As I read this post that I wrote exactly 12 years back, I wish I could be more like that guy. He didn’t care about how random the thought was. He was fearless. He may not make sense always, but he never let that hold him back. He didn’t worry about what the reader might think about him. The thoughts and the writing sounds so immature, but am sure today I can write about the same idea a lot more cleanly. But then why don’t I word such thoughts?
Well, I am no longer him. I wish I could be. I guess growing up has made me rigid and a lot more fearful.
The online Apple Store is finally launching in India in a week. I need to be fast and block all my credit cards. I have heard many stories of how Apple makes the buying experience so simple that most buys are instinctive. And with current times of lockdown, my mind is full of abrupt instincts.
On a serious note, am really looking forward to the availability of trade-in, AppleCare+ and Apple support. Of course, I am sure the cost won’t be too low for any of that. A cursory look at the available payment options makes you realize that Apple is finally taking the Indian market seriously. I wish that Apple rolls out Apple Pay that’s customized for India soon.
One of my senior colleagues delivered a timely reminder of one truth — we don’t take any good or bad decision. Because no decision is good or bad until we get to the result that decision leads to. And given the fact that no one sensible can predict the future, you can only judge a decision in retrospect. So don’t get paralyzed. Just take the decision.
I felt very close to the rain today. I don’t like to get drenched in a downpour. Or to get damp in a drizzle. As a child, I used to sit at the edge of the veranda and watch the rain play its games. I did that again today after a long, long time.
The clouds gave way to a slight drizzle and eventually burst into an angry downpour. I slumped into the swing chair in the veranda and grinned as the wind lead the stream of raindrops as part of their lovely waltz. I instinctively stretched out my leg to the rain in the hope that nature’s playfulness on show rubbed onto me.
It did; I felt calm, devoid of the stress that I had become so habitual to recently. I experienced a general sense of clarity within, but I wasn’t thinking about anything specific. A numbness of mind that moves you meaningfully? I wish I could better word this paradox.
My recent lifestyle of the bustling metropolis has made me ignorant. When it rained, I hid behind glass with the raindrops furiously colliding against it. But then they dejectedly glided down. Not today. I let them touch me, heal me today.
I went casual shopping today. I didn’t dress up as I would normally do whenever I go out in my hometown. How I look as I go outside does not matter to me much these days. Anyway, all I had to shop for was some groceries and a few ointments.

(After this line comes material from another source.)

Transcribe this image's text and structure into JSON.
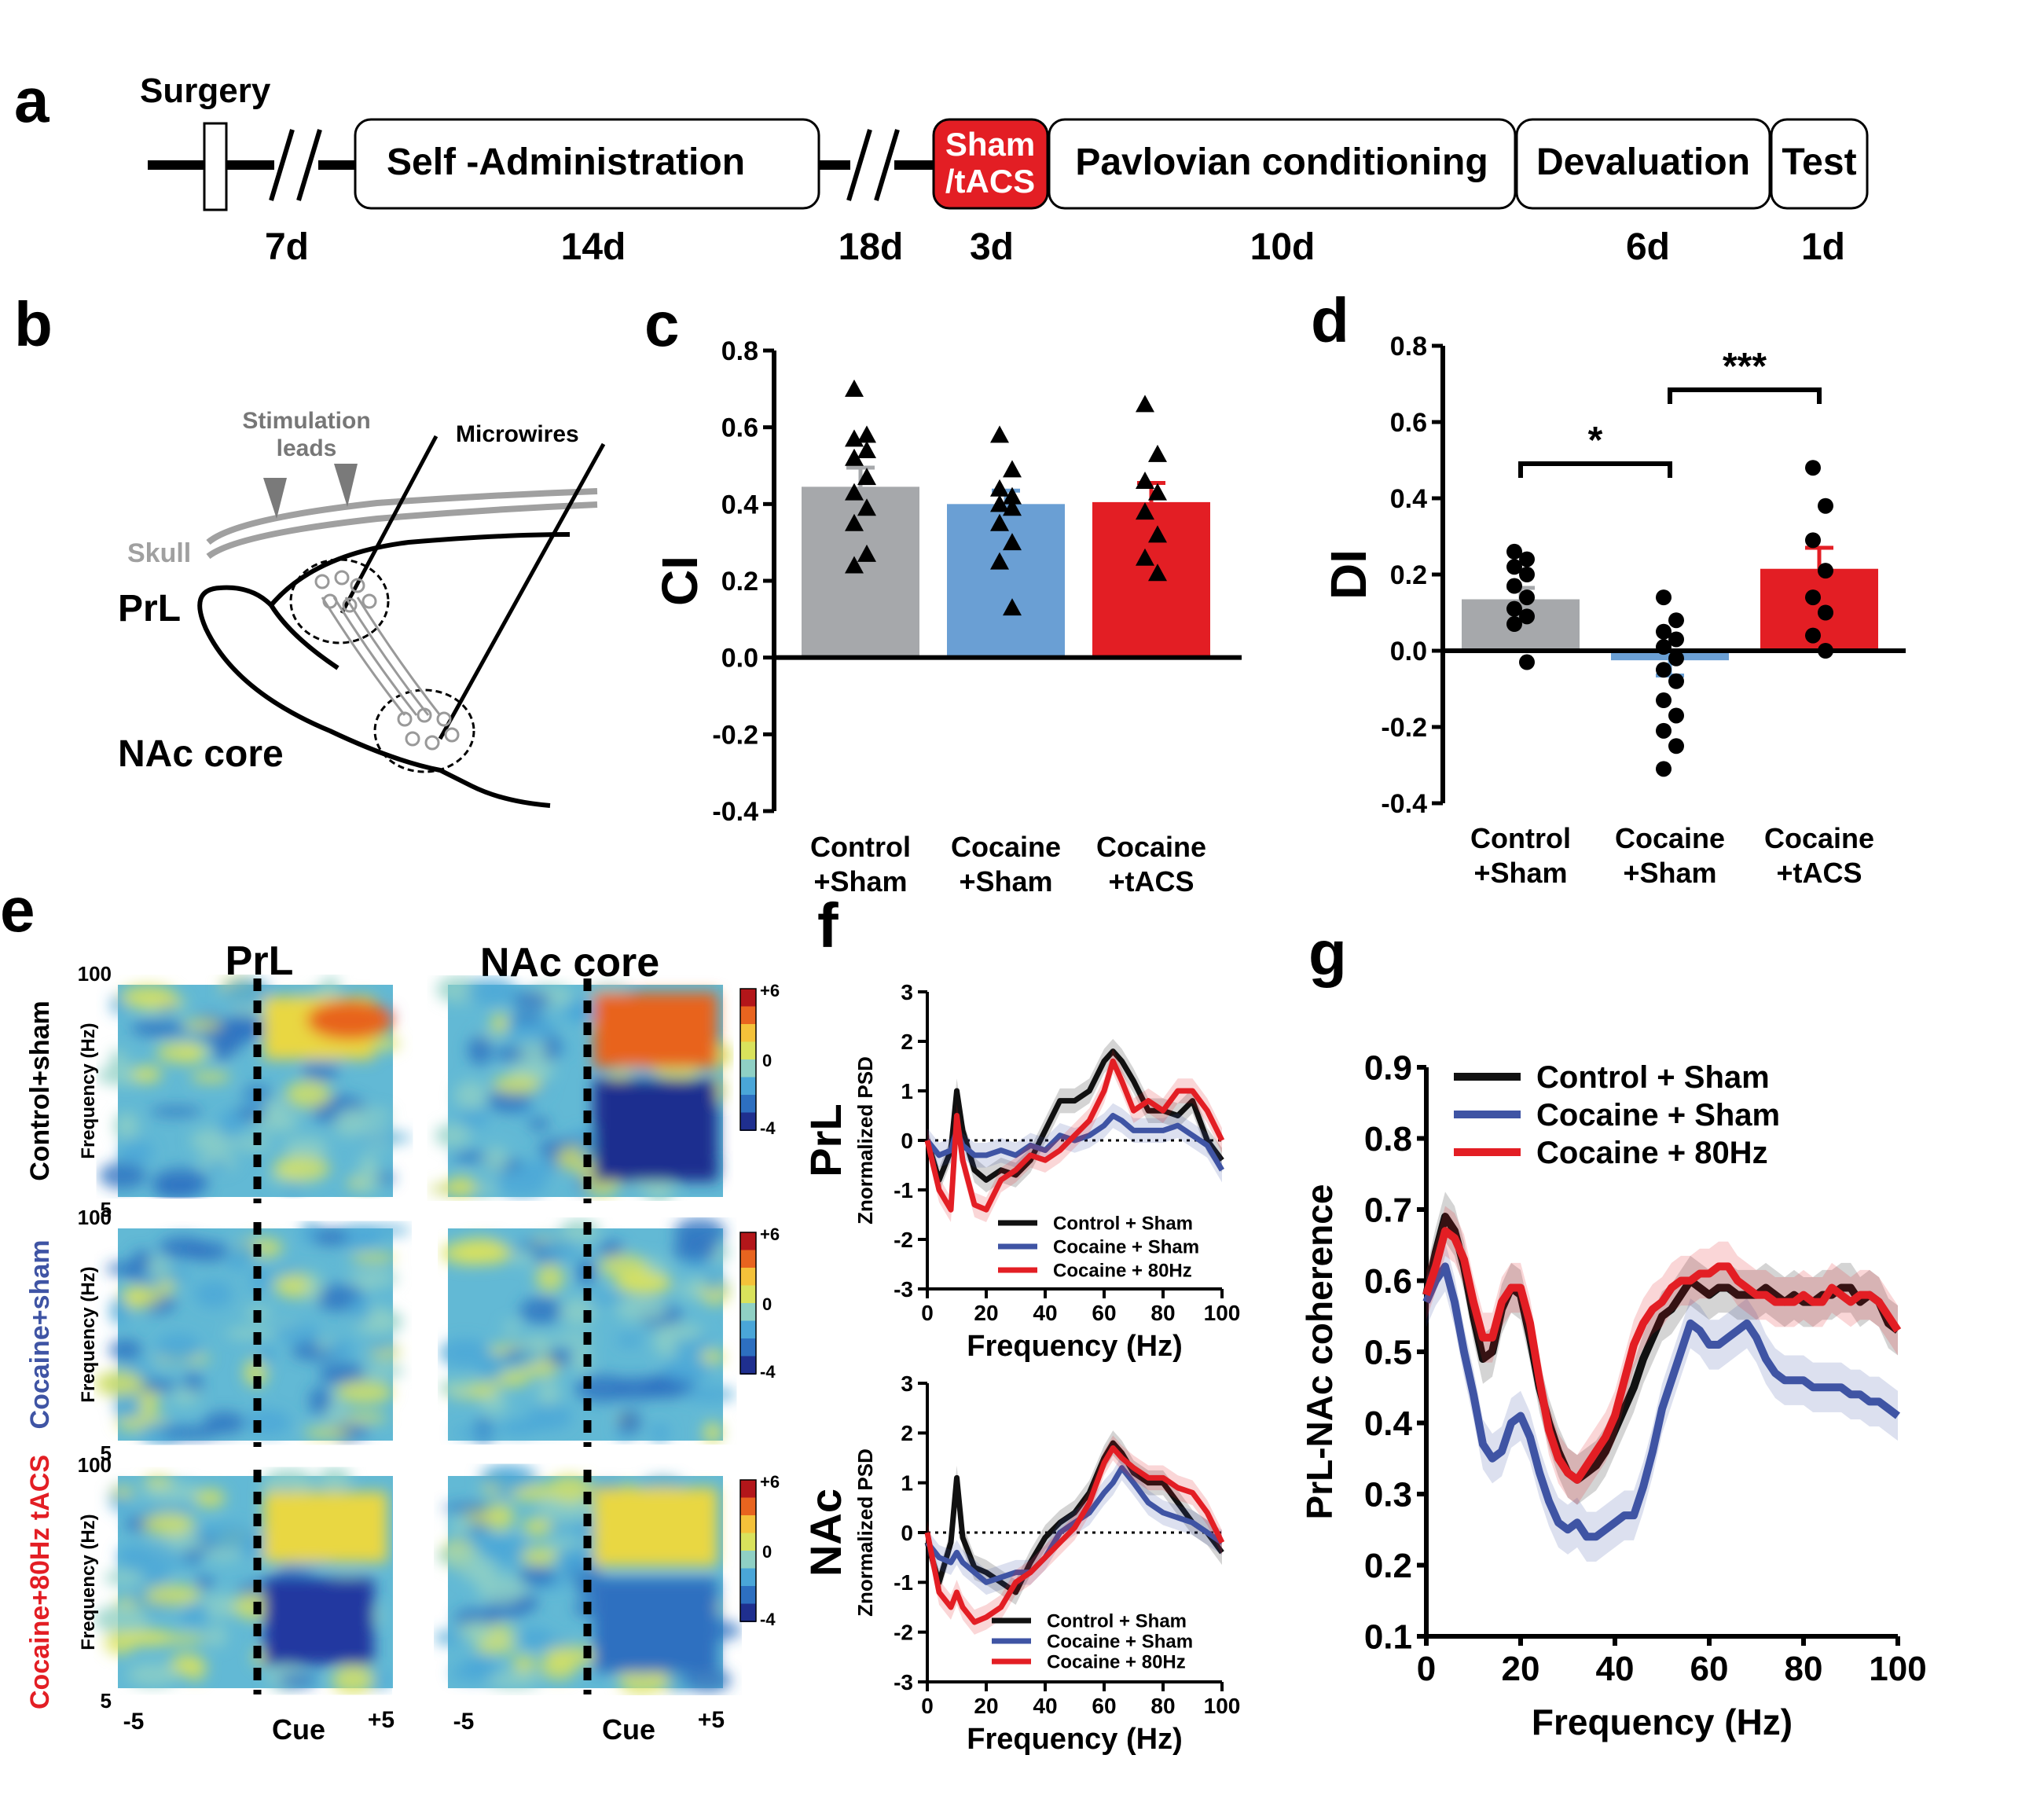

The way I looked today was fine for the larger town I have settled in. Rather the shabbier I dress up, greater the respect I gain from a store owner. Or so I believe. This theory fails royally in my comparatively smaller hometown.
As expected, I was consciously ignored by the store owners and the attendants. I, then, asked for a specific item, a Himalaya – a well-known Indian brand – face cream. I returned the Himalaya face gel asking for the cream variant. And it is then that they called me “sir”.
This incident repeated itself at another store. My shabby attire made everyone attending in the store to ignore me. I then asked for a lip balm of from Nivea. I returned the strawberry flavoured one he hesitantly handed me and asked for a variant that’s especially for men. It is then that they called me “sir”.
I have realized over the years (and from the sheer amount of effort my dad puts in dressing up just to go out of the main door) that it matters here how you present yourself outside – especially in shops as a customer. However, if a shabby looking attire makes the store owners and attendants ignore you, the specificity of your wants makes you special.